登山口から30分ほどで山頂の主郭に到着です。東西73m、南北22mの長方形で広く、山頂の周囲は土塁で固められていて、城主居館であろう比較的規模の大きな建物が建ち並んでいた広場と東郷平八郎の書による「武田信玄公誕生之地」の石碑があります。

城の最も重要な場所であり、庭園に用いられたと思われる石も残っています。

反対側の主郭部東側に設けられた城門跡があり、さらに狭い土橋を残してを切った堀切跡があります。一度に大勢の敵兵が城の背後から主郭部に進入するのを防ぐため尾根の両側に深く急な竪堀を築き、護岸の一部に石積が見られます。

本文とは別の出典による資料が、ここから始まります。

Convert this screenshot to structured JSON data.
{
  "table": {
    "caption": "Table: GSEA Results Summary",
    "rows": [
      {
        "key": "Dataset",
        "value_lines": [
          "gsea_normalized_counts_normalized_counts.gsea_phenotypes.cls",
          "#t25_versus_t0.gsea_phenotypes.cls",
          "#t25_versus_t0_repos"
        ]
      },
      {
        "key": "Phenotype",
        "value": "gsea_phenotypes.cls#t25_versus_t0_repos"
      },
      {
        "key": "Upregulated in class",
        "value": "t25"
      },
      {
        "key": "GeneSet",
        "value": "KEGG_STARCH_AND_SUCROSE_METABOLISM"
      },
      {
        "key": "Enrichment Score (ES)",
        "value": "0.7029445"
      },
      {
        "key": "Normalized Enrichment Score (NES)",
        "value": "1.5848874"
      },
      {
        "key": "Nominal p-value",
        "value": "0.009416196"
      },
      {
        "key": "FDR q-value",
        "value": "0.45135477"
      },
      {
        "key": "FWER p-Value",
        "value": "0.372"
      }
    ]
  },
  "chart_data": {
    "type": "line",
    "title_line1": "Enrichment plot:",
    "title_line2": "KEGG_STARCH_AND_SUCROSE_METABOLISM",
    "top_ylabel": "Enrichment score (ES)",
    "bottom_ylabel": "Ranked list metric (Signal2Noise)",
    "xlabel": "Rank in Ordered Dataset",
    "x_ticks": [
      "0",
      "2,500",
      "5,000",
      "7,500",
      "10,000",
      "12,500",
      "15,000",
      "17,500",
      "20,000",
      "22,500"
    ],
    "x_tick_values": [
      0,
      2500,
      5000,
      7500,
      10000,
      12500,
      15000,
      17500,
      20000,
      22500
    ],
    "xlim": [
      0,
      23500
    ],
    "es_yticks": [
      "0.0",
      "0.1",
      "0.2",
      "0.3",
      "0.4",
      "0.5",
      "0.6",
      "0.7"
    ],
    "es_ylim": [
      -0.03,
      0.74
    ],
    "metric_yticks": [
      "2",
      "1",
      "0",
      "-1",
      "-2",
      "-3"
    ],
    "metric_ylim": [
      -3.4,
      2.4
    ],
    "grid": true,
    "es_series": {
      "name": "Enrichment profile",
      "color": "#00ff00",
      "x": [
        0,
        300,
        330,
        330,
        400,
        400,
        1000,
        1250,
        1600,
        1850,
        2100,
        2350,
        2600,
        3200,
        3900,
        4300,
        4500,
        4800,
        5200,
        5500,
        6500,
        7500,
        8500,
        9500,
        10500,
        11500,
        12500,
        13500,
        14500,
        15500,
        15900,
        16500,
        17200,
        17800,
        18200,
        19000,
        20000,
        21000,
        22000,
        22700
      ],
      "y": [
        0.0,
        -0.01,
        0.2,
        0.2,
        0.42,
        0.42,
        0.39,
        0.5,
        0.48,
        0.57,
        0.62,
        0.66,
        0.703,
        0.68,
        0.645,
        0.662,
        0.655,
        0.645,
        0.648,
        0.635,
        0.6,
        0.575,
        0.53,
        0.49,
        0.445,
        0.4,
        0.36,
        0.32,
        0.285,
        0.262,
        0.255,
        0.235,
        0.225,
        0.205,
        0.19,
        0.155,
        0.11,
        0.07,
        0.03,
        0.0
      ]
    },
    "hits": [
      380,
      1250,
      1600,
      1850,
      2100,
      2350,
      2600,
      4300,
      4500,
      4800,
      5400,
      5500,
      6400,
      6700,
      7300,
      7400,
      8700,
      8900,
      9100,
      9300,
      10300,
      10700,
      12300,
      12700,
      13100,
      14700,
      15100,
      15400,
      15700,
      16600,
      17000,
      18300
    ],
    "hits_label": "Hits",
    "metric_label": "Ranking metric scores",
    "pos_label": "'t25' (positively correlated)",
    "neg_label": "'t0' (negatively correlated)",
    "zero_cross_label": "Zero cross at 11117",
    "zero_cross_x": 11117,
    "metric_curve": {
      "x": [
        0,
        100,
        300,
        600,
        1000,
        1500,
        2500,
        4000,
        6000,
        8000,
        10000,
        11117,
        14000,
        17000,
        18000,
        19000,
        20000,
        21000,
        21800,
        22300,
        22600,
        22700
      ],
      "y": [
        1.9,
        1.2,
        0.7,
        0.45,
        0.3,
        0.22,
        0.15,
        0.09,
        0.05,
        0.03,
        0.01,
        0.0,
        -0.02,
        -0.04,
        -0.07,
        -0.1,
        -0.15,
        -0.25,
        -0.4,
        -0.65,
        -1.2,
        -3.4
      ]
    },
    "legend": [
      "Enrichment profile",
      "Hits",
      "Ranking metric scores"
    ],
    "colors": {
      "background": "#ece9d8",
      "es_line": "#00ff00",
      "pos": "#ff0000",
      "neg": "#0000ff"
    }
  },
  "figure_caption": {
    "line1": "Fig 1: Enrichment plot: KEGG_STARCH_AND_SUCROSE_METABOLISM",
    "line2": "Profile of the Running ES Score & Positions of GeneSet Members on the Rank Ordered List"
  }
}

信玄は要害山城を用いることはありませんでしたが、勝頼の時代になってから修築されています。天正3年(1575)の長篠の合戦で織田と徳川の連合軍に敗北を喫し、その後の侵攻に備えたものです。しかしながら、これでは守りきれないと感じ、要害山城を離れ韮崎に新府城を築きました。その直後の天正10年(1582)甲斐武田家は滅亡してしまいました。しかしながら要害山城は戦国時代の山城の様相を今に伝え続日本100名城に選定されています。

JR甲府駅北口から武田神社まで山梨交通バスも頻繁にでていますが、要害山城に行くには甲府駅北口2番の積翠寺行きが7:30と11:30にあるので行きに登りで利用して帰りは徒歩で下ることをお勧めします。積翠寺バス停から要害山登山口なでは約15分です。